Sem Sinisterra: como Artur Jorge perde uma das principais opções do ataque do Cruzeiro
A grave lesão de Sinisterra representa mais do que a perda de um jogador…

A grave lesão de Sinisterra representa mais do que a perda de um jogador para o Cruzeiro. Com o atacante fora dos gramados por até seis meses, Artur Jorge vê diminuir ainda mais as opções para um setor que já vinha sofrendo com desfalques e que o próprio treinador classificou como “curto” após a derrota para o Botafogo.
A ausência do colombiano obriga o comandante celeste a reorganizar o ataque e pode até acelerar a busca por reforços na janela de transferências.

Ataque perde velocidade e profundidade
Mesmo sem conseguir uma sequência de jogos por causa dos constantes problemas musculares, Sinisterra era considerado uma peça importante pelas características que oferecia ao sistema ofensivo.
O colombiano atua preferencialmente pelos lados do campo, explorando velocidade, dribles e ataques ao espaço. É justamente esse perfil que passa a fazer falta em um elenco que já perdeu Gabriel Pec por lesão grave.
Com dois atacantes de velocidade fora de combate, Artur Jorge perde uma alternativa para mudar o ritmo das partidas, principalmente em jogos em que o Cruzeiro precisa atacar defesas mais fechadas ou explorar contra-ataques.
Declaração de Artur Jorge ganha ainda mais peso
Logo após a derrota para o Botafogo, o treinador admitiu que o elenco precisava de reforços para aumentar o nível de competitividade.

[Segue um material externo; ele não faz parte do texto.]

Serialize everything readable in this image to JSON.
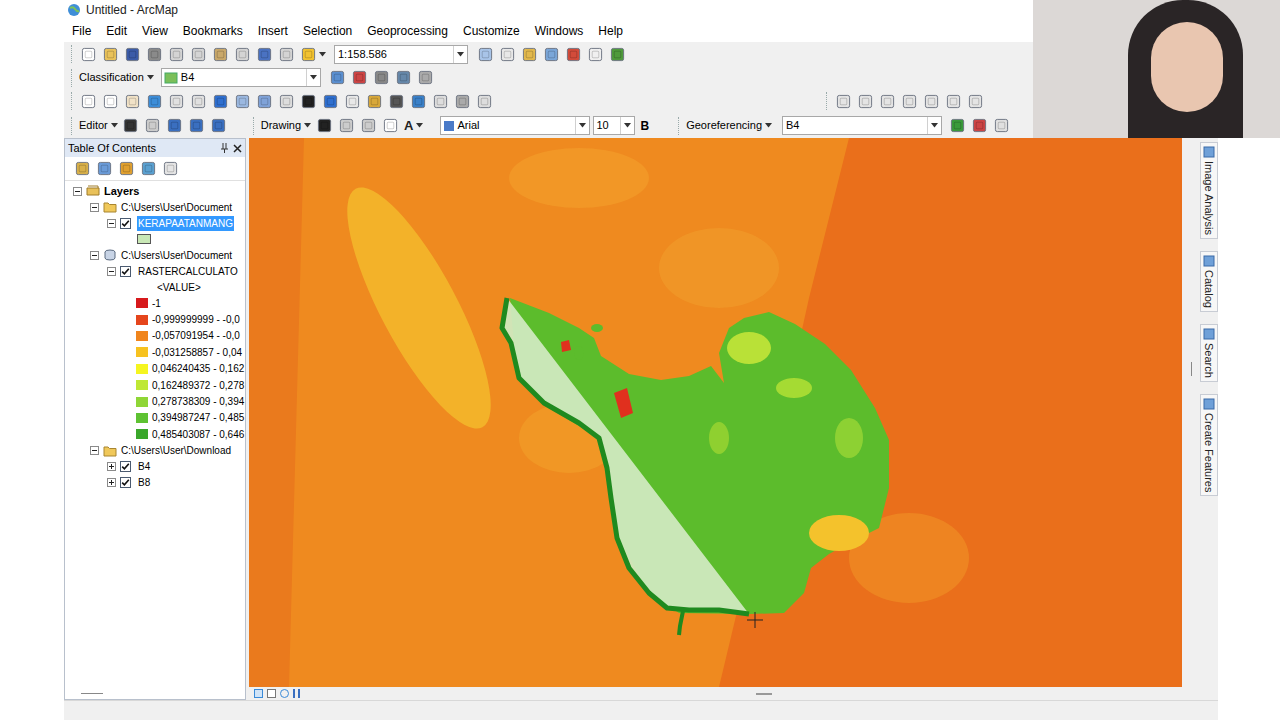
{
  "window": {
    "title": "Untitled - ArcMap"
  },
  "menu": [
    "File",
    "Edit",
    "View",
    "Bookmarks",
    "Insert",
    "Selection",
    "Geoprocessing",
    "Customize",
    "Windows",
    "Help"
  ],
  "standard_toolbar": {
    "scale": "1:158.586"
  },
  "classification_toolbar": {
    "label": "Classification",
    "layer": "B4"
  },
  "editor_toolbar": {
    "label": "Editor"
  },
  "drawing_toolbar": {
    "label": "Drawing",
    "text_tool": "A",
    "font": "Arial",
    "size": "10",
    "bold": "B"
  },
  "georeferencing_toolbar": {
    "label": "Georeferencing",
    "layer": "B4"
  },
  "toc": {
    "title": "Table Of Contents",
    "root": {
      "label": "Layers",
      "expanded": true
    },
    "groups": [
      {
        "path": "C:\\Users\\User\\Document",
        "kind": "folder",
        "expanded": true,
        "layers": [
          {
            "name": "KERAPAATANMANG",
            "checked": true,
            "selected": true,
            "expanded": true,
            "legend": {
              "kind": "patch",
              "color": "#c9e8b6"
            }
          }
        ]
      },
      {
        "path": "C:\\Users\\User\\Document",
        "kind": "database",
        "expanded": true,
        "layers": [
          {
            "name": "RASTERCALCULATO",
            "checked": true,
            "selected": false,
            "expanded": true,
            "legend": {
              "kind": "classes",
              "field": "<VALUE>",
              "classes": [
                {
                  "label": "-1",
                  "color": "#d7191c"
                },
                {
                  "label": "-0,999999999 - -0,0",
                  "color": "#e5451c"
                },
                {
                  "label": "-0,057091954 - -0,0",
                  "color": "#f0851d"
                },
                {
                  "label": "-0,031258857 - 0,04",
                  "color": "#f7c21f"
                },
                {
                  "label": "0,046240435 - 0,162",
                  "color": "#f5f520"
                },
                {
                  "label": "0,162489372 - 0,278",
                  "color": "#bfe834"
                },
                {
                  "label": "0,278738309 - 0,394",
                  "color": "#8fd636"
                },
                {
                  "label": "0,394987247 - 0,485",
                  "color": "#5ec232"
                },
                {
                  "label": "0,485403087 - 0,646",
                  "color": "#3aa72b"
                }
              ]
            }
          }
        ]
      },
      {
        "path": "C:\\Users\\User\\Download",
        "kind": "folder",
        "expanded": true,
        "layers": [
          {
            "name": "B4",
            "checked": true,
            "selected": false,
            "expanded": false
          },
          {
            "name": "B8",
            "checked": true,
            "selected": false,
            "expanded": false
          }
        ]
      }
    ]
  },
  "dock_tabs": [
    {
      "label": "Image Analysis"
    },
    {
      "label": "Catalog"
    },
    {
      "label": "Search"
    },
    {
      "label": "Create Features"
    }
  ]
}
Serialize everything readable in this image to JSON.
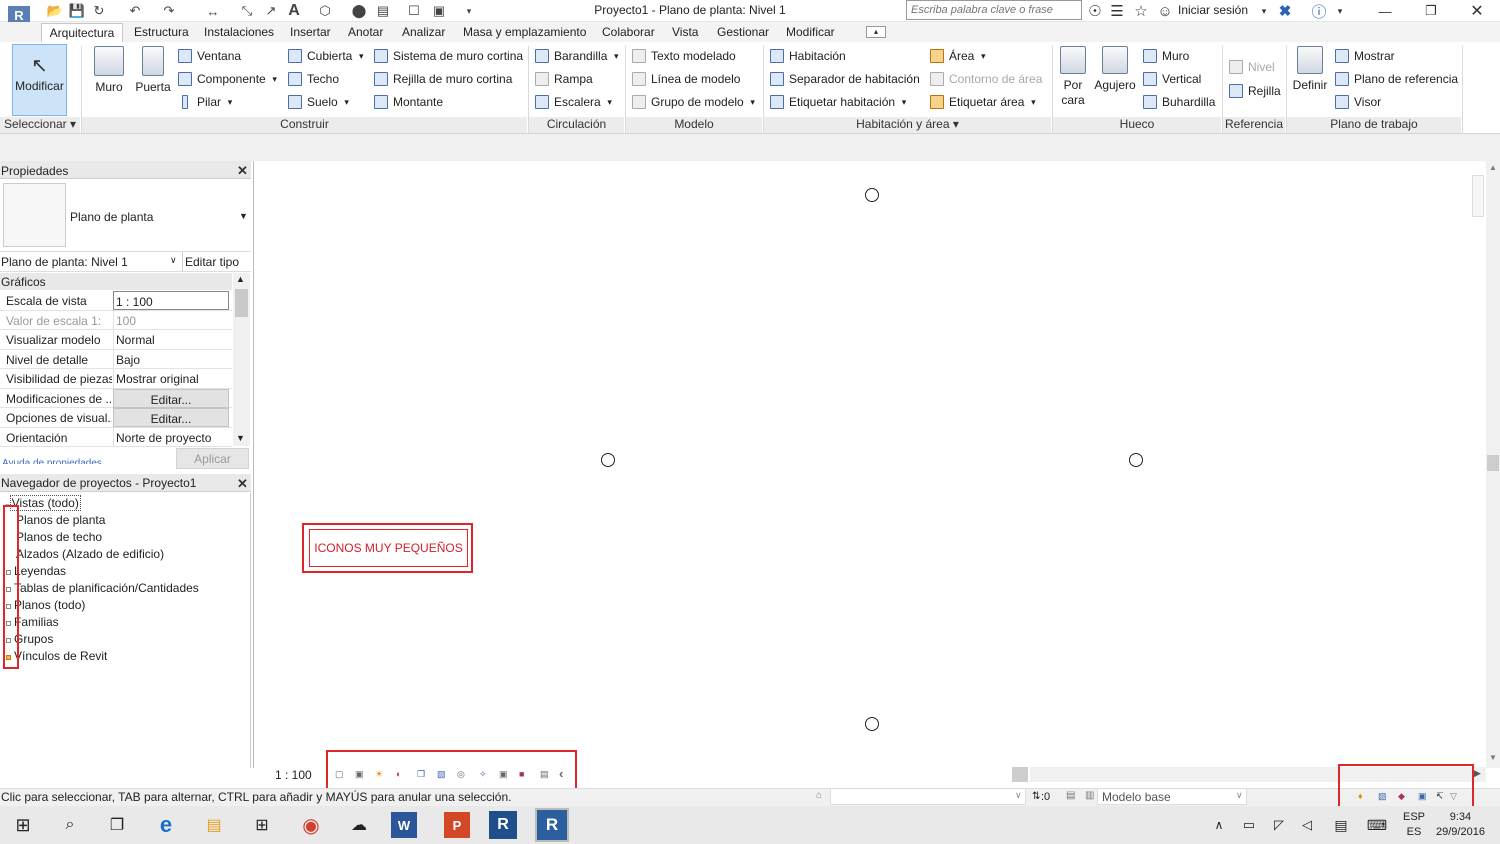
{
  "window": {
    "title": "Proyecto1 - Plano de planta: Nivel 1",
    "search_placeholder": "Escriba palabra clave o frase",
    "signin": "Iniciar sesión",
    "app_logo": "R"
  },
  "tabs": [
    "Arquitectura",
    "Estructura",
    "Instalaciones",
    "Insertar",
    "Anotar",
    "Analizar",
    "Masa y emplazamiento",
    "Colaborar",
    "Vista",
    "Gestionar",
    "Modificar"
  ],
  "ribbon": {
    "seleccionar": {
      "modificar": "Modificar",
      "label": "Seleccionar"
    },
    "construir": {
      "label": "Construir",
      "muro": "Muro",
      "puerta": "Puerta",
      "col1": [
        "Ventana",
        "Componente",
        "Pilar"
      ],
      "col2": [
        "Cubierta",
        "Techo",
        "Suelo"
      ],
      "col3": [
        "Sistema de muro cortina",
        "Rejilla de muro cortina",
        "Montante"
      ]
    },
    "circulacion": {
      "label": "Circulación",
      "items": [
        "Barandilla",
        "Rampa",
        "Escalera"
      ]
    },
    "modelo": {
      "label": "Modelo",
      "items": [
        "Texto modelado",
        "Línea de modelo",
        "Grupo de modelo"
      ]
    },
    "habitacion": {
      "label": "Habitación y área",
      "col1": [
        "Habitación",
        "Separador  de habitación",
        "Etiquetar  habitación"
      ],
      "col2": [
        "Área",
        "Contorno  de área",
        "Etiquetar  área"
      ]
    },
    "hueco": {
      "label": "Hueco",
      "porcara": "Por cara",
      "agujero": "Agujero",
      "items": [
        "Muro",
        "Vertical",
        "Buhardilla"
      ]
    },
    "referencia": {
      "label": "Referencia",
      "items": [
        "Nivel",
        "Rejilla"
      ]
    },
    "plano_trabajo": {
      "label": "Plano de trabajo",
      "definir": "Definir",
      "items": [
        "Mostrar",
        "Plano de referencia",
        "Visor"
      ]
    }
  },
  "properties": {
    "title": "Propiedades",
    "type_name": "Plano de planta",
    "instance": "Plano de planta: Nivel 1",
    "edit_type": "Editar tipo",
    "group": "Gráficos",
    "rows": [
      {
        "label": "Escala de vista",
        "value": "1 : 100"
      },
      {
        "label": "Valor de escala    1:",
        "value": "100"
      },
      {
        "label": "Visualizar modelo",
        "value": "Normal"
      },
      {
        "label": "Nivel de detalle",
        "value": "Bajo"
      },
      {
        "label": "Visibilidad de piezas",
        "value": "Mostrar original"
      },
      {
        "label": "Modificaciones de ...",
        "value": "Editar..."
      },
      {
        "label": "Opciones de visual...",
        "value": "Editar..."
      },
      {
        "label": "Orientación",
        "value": "Norte de proyecto"
      }
    ],
    "help_link": "Ayuda de propiedades",
    "apply": "Aplicar"
  },
  "browser": {
    "title": "Navegador de proyectos - Proyecto1",
    "items": [
      "Vistas (todo)",
      "Planos de planta",
      "Planos de techo",
      "Alzados (Alzado de edificio)",
      "Leyendas",
      "Tablas de planificación/Cantidades",
      "Planos (todo)",
      "Familias",
      "Grupos",
      "Vínculos de Revit"
    ]
  },
  "annotation": "ICONOS MUY PEQUEÑOS",
  "view": {
    "scale": "1 : 100"
  },
  "status": {
    "text": "Clic para seleccionar, TAB para alternar, CTRL para añadir y MAYÚS para anular una selección.",
    "zero": ":0",
    "model": "Modelo base"
  },
  "taskbar": {
    "lang1": "ESP",
    "lang2": "ES",
    "time": "9:34",
    "date": "29/9/2016"
  }
}
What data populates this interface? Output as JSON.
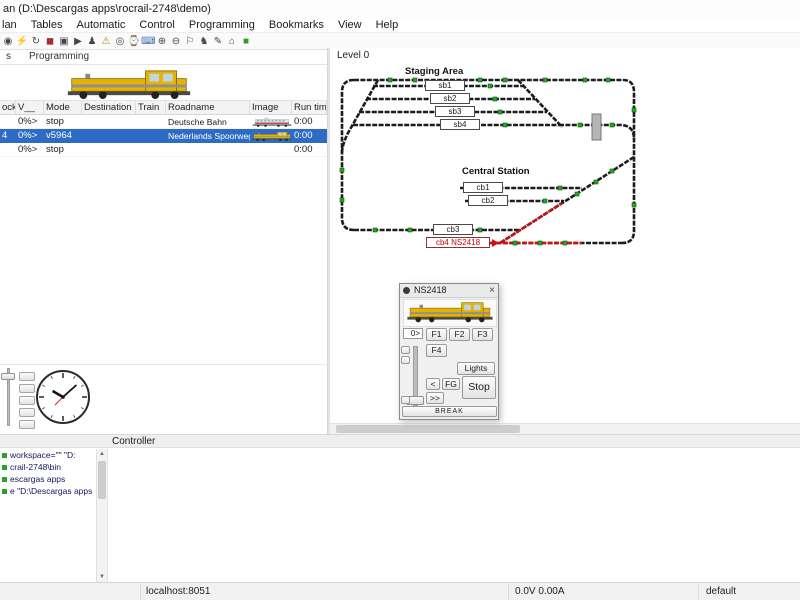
{
  "window": {
    "title": "an (D:\\Descargas apps\\rocrail-2748\\demo)"
  },
  "menu": {
    "items": [
      "lan",
      "Tables",
      "Automatic",
      "Control",
      "Programming",
      "Bookmarks",
      "View",
      "Help"
    ]
  },
  "toolbar": {
    "icons": [
      {
        "name": "power-icon",
        "glyph": "◉"
      },
      {
        "name": "plug-icon",
        "glyph": "⚡"
      },
      {
        "name": "reset-icon",
        "glyph": "↻"
      },
      {
        "name": "stop-icon",
        "glyph": "◼"
      },
      {
        "name": "emergency-break-icon",
        "glyph": "▣"
      },
      {
        "name": "auto-mode-icon",
        "glyph": "▶"
      },
      {
        "name": "loco-icon",
        "glyph": "♟"
      },
      {
        "name": "warning-icon",
        "glyph": "⚠"
      },
      {
        "name": "trace-icon",
        "glyph": "◎"
      },
      {
        "name": "clock-icon",
        "glyph": "⌚"
      },
      {
        "name": "monitor-icon",
        "glyph": "⌨"
      },
      {
        "name": "zoom-in-icon",
        "glyph": "⊕"
      },
      {
        "name": "zoom-out-icon",
        "glyph": "⊖"
      },
      {
        "name": "flag-icon",
        "glyph": "⚐"
      },
      {
        "name": "knight-icon",
        "glyph": "♞"
      },
      {
        "name": "notes-icon",
        "glyph": "✎"
      },
      {
        "name": "folder-icon",
        "glyph": "⌂"
      },
      {
        "name": "go-icon",
        "glyph": "■"
      }
    ]
  },
  "tabs": {
    "left_tab": "s",
    "programming_tab": "Programming"
  },
  "loco_table": {
    "columns": [
      "ock",
      "V__",
      "Mode",
      "Destination",
      "Train",
      "Roadname",
      "Image",
      "Run time"
    ],
    "rows": [
      {
        "block": "",
        "v": "0%>",
        "mode": "stop",
        "destination": "",
        "train": "",
        "roadname": "Deutsche Bahn",
        "runtime": "0:00"
      },
      {
        "block": "4",
        "v": "0%>",
        "mode": "v5964",
        "destination": "",
        "train": "",
        "roadname": "Nederlands Spoorwegen",
        "runtime": "0:00"
      },
      {
        "block": "",
        "v": "0%>",
        "mode": "stop",
        "destination": "",
        "train": "",
        "roadname": "",
        "runtime": "0:00"
      }
    ]
  },
  "plan": {
    "level_label": "Level 0",
    "staging_label": "Staging Area",
    "central_label": "Central Station",
    "blocks": {
      "sb1": "sb1",
      "sb2": "sb2",
      "sb3": "sb3",
      "sb4": "sb4",
      "cb1": "cb1",
      "cb2": "cb2",
      "cb3": "cb3",
      "cb4": "cb4 NS2418"
    },
    "colors": {
      "track": "#1c1c1c",
      "occupied": "#cc1111",
      "sensor": "#22aa22"
    }
  },
  "throttle": {
    "title": "NS2418",
    "speed_display": "0>",
    "f1": "F1",
    "f2": "F2",
    "f3": "F3",
    "f4": "F4",
    "lights": "Lights",
    "prev": "<",
    "fg": "FG",
    "next": ">>",
    "stop": "Stop",
    "break": "BREAK",
    "close": "×"
  },
  "controller": {
    "title": "Controller",
    "log": [
      "workspace=\"\" \"D:",
      "crail-2748\\bin",
      "escargas apps",
      "e \"D:\\Descargas apps"
    ]
  },
  "statusbar": {
    "host": "localhost:8051",
    "power": "0.0V 0.00A",
    "profile": "default"
  }
}
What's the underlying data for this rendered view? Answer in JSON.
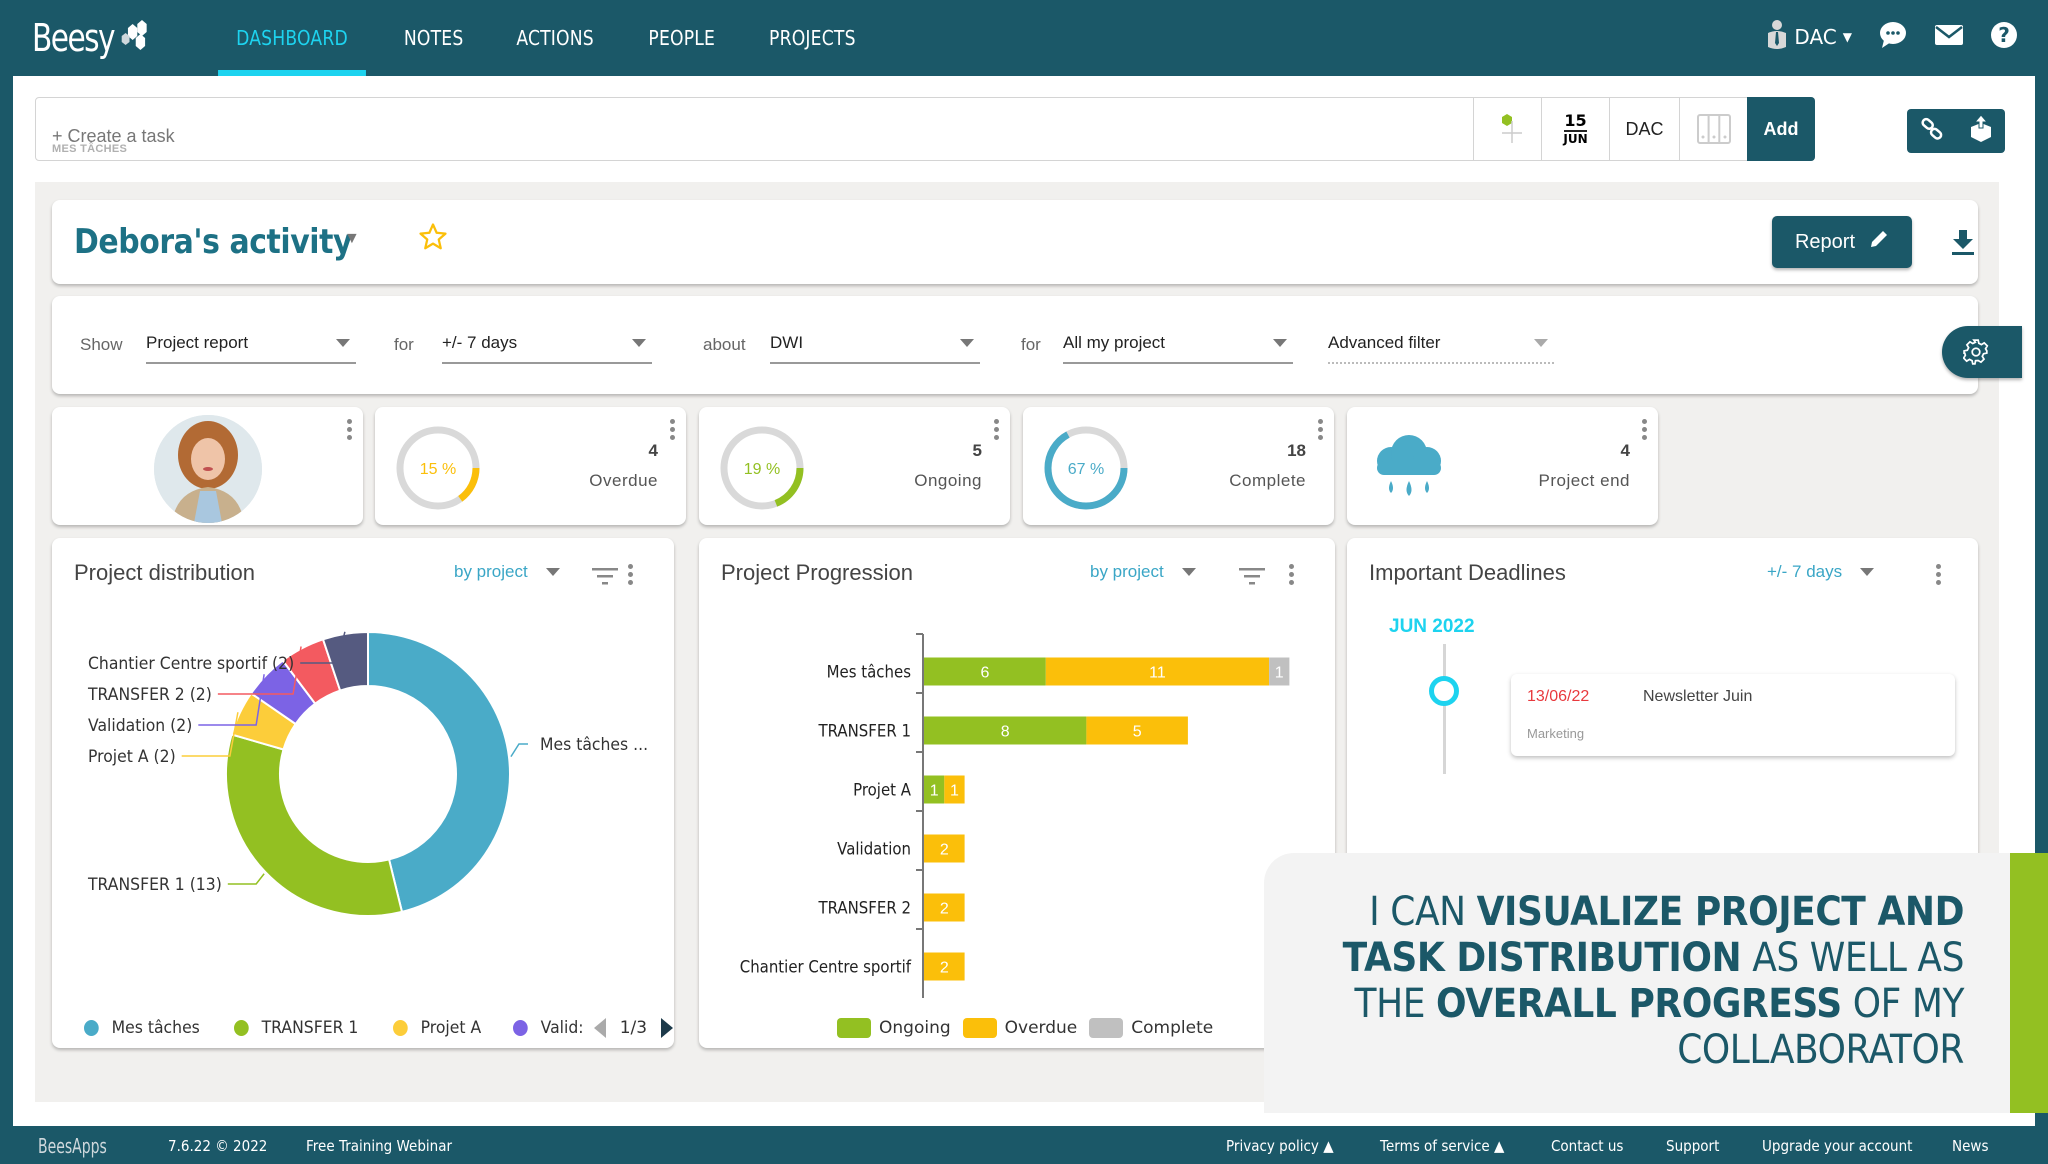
{
  "app": {
    "brand": "Beesy"
  },
  "nav": {
    "tabs": [
      {
        "label": "DASHBOARD",
        "active": true
      },
      {
        "label": "NOTES"
      },
      {
        "label": "ACTIONS"
      },
      {
        "label": "PEOPLE"
      },
      {
        "label": "PROJECTS"
      }
    ],
    "user": "DAC",
    "icons": [
      "user-icon",
      "chat-icon",
      "mail-icon",
      "help-icon"
    ]
  },
  "taskbar": {
    "placeholder": "+ Create a task",
    "sublabel": "MES TÂCHES",
    "date_day": "15",
    "date_month": "JUN",
    "assignee": "DAC",
    "add_label": "Add"
  },
  "page": {
    "title": "Debora's activity",
    "report_label": "Report"
  },
  "filters": {
    "show_label": "Show",
    "show_value": "Project report",
    "for_label": "for",
    "period_value": "+/- 7 days",
    "about_label": "about",
    "about_value": "DWI",
    "for2_label": "for",
    "scope_value": "All my project",
    "advanced_label": "Advanced filter"
  },
  "stats": [
    {
      "percent": 15,
      "percent_label": "15 %",
      "count": "4",
      "label": "Overdue",
      "color": "#fbbf0a"
    },
    {
      "percent": 19,
      "percent_label": "19 %",
      "count": "5",
      "label": "Ongoing",
      "color": "#93c022"
    },
    {
      "percent": 67,
      "percent_label": "67 %",
      "count": "18",
      "label": "Complete",
      "color": "#4aabc8"
    },
    {
      "count": "4",
      "label": "Project end",
      "icon": "rain-cloud-icon",
      "color": "#4aabc8"
    }
  ],
  "distribution": {
    "title": "Project distribution",
    "group_by": "by project",
    "legend_page": "1/3",
    "legend_visible": [
      "Mes tâches",
      "TRANSFER 1",
      "Projet A",
      "Valid:"
    ]
  },
  "progression": {
    "title": "Project Progression",
    "group_by": "by project"
  },
  "deadlines": {
    "title": "Important Deadlines",
    "range": "+/- 7 days",
    "month": "JUN 2022",
    "items": [
      {
        "date": "13/06/22",
        "name": "Newsletter Juin",
        "tag": "Marketing"
      }
    ]
  },
  "overlay": {
    "parts": [
      {
        "text": "I CAN ",
        "bold": false
      },
      {
        "text": "VISUALIZE PROJECT AND TASK DISTRIBUTION",
        "bold": true
      },
      {
        "text": " AS WELL AS THE ",
        "bold": false
      },
      {
        "text": "OVERALL PROGRESS",
        "bold": true
      },
      {
        "text": " OF MY COLLABORATOR",
        "bold": false
      }
    ]
  },
  "footer": {
    "brand": "BeesApps",
    "version": "7.6.22 © 2022",
    "webinar": "Free Training Webinar",
    "links": [
      "Privacy policy ▲",
      "Terms of service ▲",
      "Contact us",
      "Support",
      "Upgrade your account",
      "News"
    ]
  },
  "chart_data": [
    {
      "type": "pie",
      "title": "Project distribution",
      "donut": true,
      "categories": [
        "Mes tâches",
        "TRANSFER 1",
        "Projet A",
        "Validation",
        "TRANSFER 2",
        "Chantier Centre sportif"
      ],
      "values": [
        18,
        13,
        2,
        2,
        2,
        2
      ],
      "labels": [
        "Mes tâches ...",
        "TRANSFER 1 (13)",
        "Projet A (2)",
        "Validation (2)",
        "TRANSFER 2 (2)",
        "Chantier Centre sportif (2)"
      ],
      "colors": [
        "#4aabc8",
        "#93c022",
        "#fccd3a",
        "#7c63e5",
        "#f35a60",
        "#555a80"
      ],
      "legend": "bottom"
    },
    {
      "type": "bar",
      "orientation": "horizontal",
      "stacked": true,
      "title": "Project Progression",
      "categories": [
        "Mes tâches",
        "TRANSFER 1",
        "Projet A",
        "Validation",
        "TRANSFER 2",
        "Chantier Centre sportif"
      ],
      "series": [
        {
          "name": "Ongoing",
          "color": "#93c022",
          "values": [
            6,
            8,
            1,
            0,
            0,
            0
          ]
        },
        {
          "name": "Overdue",
          "color": "#fbbf0a",
          "values": [
            11,
            5,
            1,
            2,
            2,
            2
          ]
        },
        {
          "name": "Complete",
          "color": "#c0c0c0",
          "values": [
            1,
            0,
            0,
            0,
            0,
            0
          ]
        }
      ],
      "xlim": [
        0,
        18
      ],
      "legend": "bottom"
    }
  ]
}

Na ocasião, ele citou justamente a sequência de baixas no setor ofensivo.
“Se queremos aumentar expectativas, temos que reforçar nossa realidade. (…) Estamos curtos. Isso é um fato.”
Naquele momento, ainda não havia confirmação da gravidade da lesão de Sinisterra. Com a necessidade de cirurgia e uma recuperação estimada em até seis meses, o cenário torna-se ainda mais delicado.
Quem pode ganhar espaço?
Sem Sinisterra, Artur Jorge terá de redistribuir minutos entre os atacantes disponíveis.
Jogadores que atuam pelos lados do campo passam a ganhar ainda mais importância na rotação do elenco, enquanto atletas com características diferentes podem ser utilizados para compensar a ausência do colombiano.
Além disso, a comissão técnica poderá recorrer a mudanças de esquema, utilizando mais jogadores por dentro ou apostando em formações com dois atacantes, dependendo do adversário e da disponibilidade do elenco.
Lesão pode influenciar o mercado
A baixa prolongada também aumenta a pressão sobre a diretoria na janela de transferências.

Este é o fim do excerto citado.